Je vous prie d’agréer, Monsieur le Premier Ministre, l’expression de ma très haute considération.

 

Heidi Illingworth
Ombudsman fédérale des victimes d’actes criminels

 

[1] Le mandat de mon bureau consiste notamment à garantir aux victimes et à leurs familles l’accès aux programmes et aux services fédéraux spécialement conçus pour leur soutien. En plus de nos efforts continus visant à aider les victimes, nous avons aussi la responsabilité de cerner et de faire ressortir les problèmes émergents et systémiques qui ont une incidence négative sur les victimes d’actes criminels au niveau fédéral. Ce faisant, nous travaillons en étroite collaboration avec les fournisseurs de services aux victimes et une foule d’autres intervenants gouvernementaux et non gouvernementaux pour mener à bien notre objectif commun de mettre en place un système de justice adapté aux besoins de l’ensemble de la population canadienne.


Réponse

 

Le 17 novembre 2020

 

Madame,

 

Je tiens à vous remercier pour le leadership dont vous faites preuve à titre d’ombudsman fédérale des victimes d’actes criminels et pour la collaboration que vous continuez d’entretenir avec des intervenants pour soulever des questions importantes en vue d’aider les victimes et les survivants d’actes criminels partout au Canada.

Les efforts déployés par le gouvernement pour protéger les droits des victimes, et de toute la population canadienne, s’inspirent des perspectives de personnes ayant vécu ces expériences. Nous vous remercions d’avoir bien voulu nous faire part de certaines inquiétudes précises et récentes des victimes et des survivants, notamment les défis liés à l’accès à la justice dans le contexte de la COVID‑19 et la nécessité d’améliorer les données sur les expériences des victimes à l’égard du système de justice pénale. Je transmets une copie de la présente à l’honorable David Lametti, ministre de la Justice et procureur général du Canada et à l’honorable Bill Blair, ministre de la Sécurité publique et de la Protection civile, afin que les commentaires formulés puissent éclairer les efforts continus que nous déployons pour lutter contre la pandémie.

En ce qui concerne votre demande précise visant à obtenir un examen parlementaire de la Charte canadienne des droits des victimes d’actes criminels, c’est le Parlement, comme vous le savez sans doute, qui a la responsabilité indépendante de désigner ou de créer un comité chargé d’entreprendre un tel examen.
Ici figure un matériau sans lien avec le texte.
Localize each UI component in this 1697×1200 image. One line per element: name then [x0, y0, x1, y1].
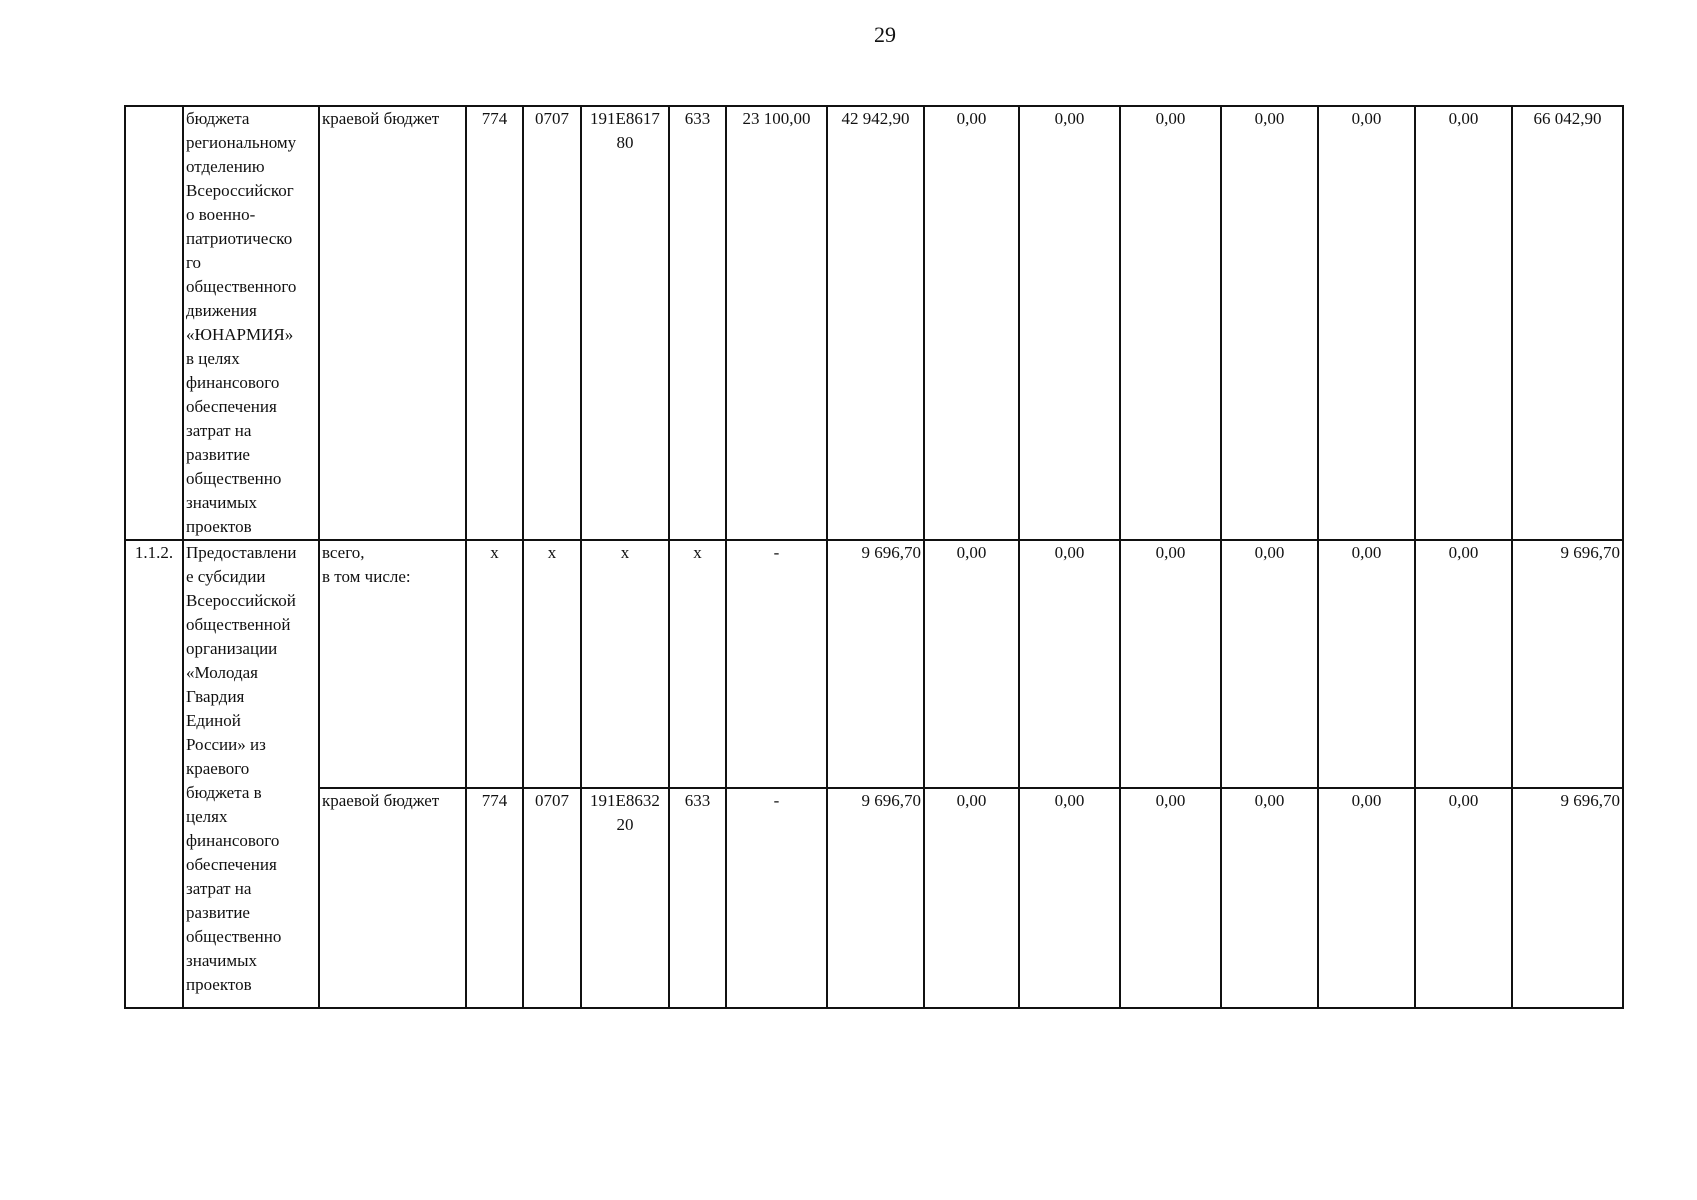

Comme vous l’aurez constaté dans le récent discours du Trône, le gouvernement s’est engagé à continuer à réaliser des progrès dans les systèmes de police et de justice afin de permettre à la population canadienne d’avoir la certitude que le système de justice est là pour la protéger. Il s’agit notamment d’adopter des mesures législatives et de déployer des efforts pour lutter contre les inégalités systémiques à toutes les étapes du système de justice pénale. Les besoins des victimes et des survivants sont certainement pris en compte dans la mise en œuvre de cet engagement important.

 

Veuillez agréer, Madame, l’expression de mes sentiments les meilleurs.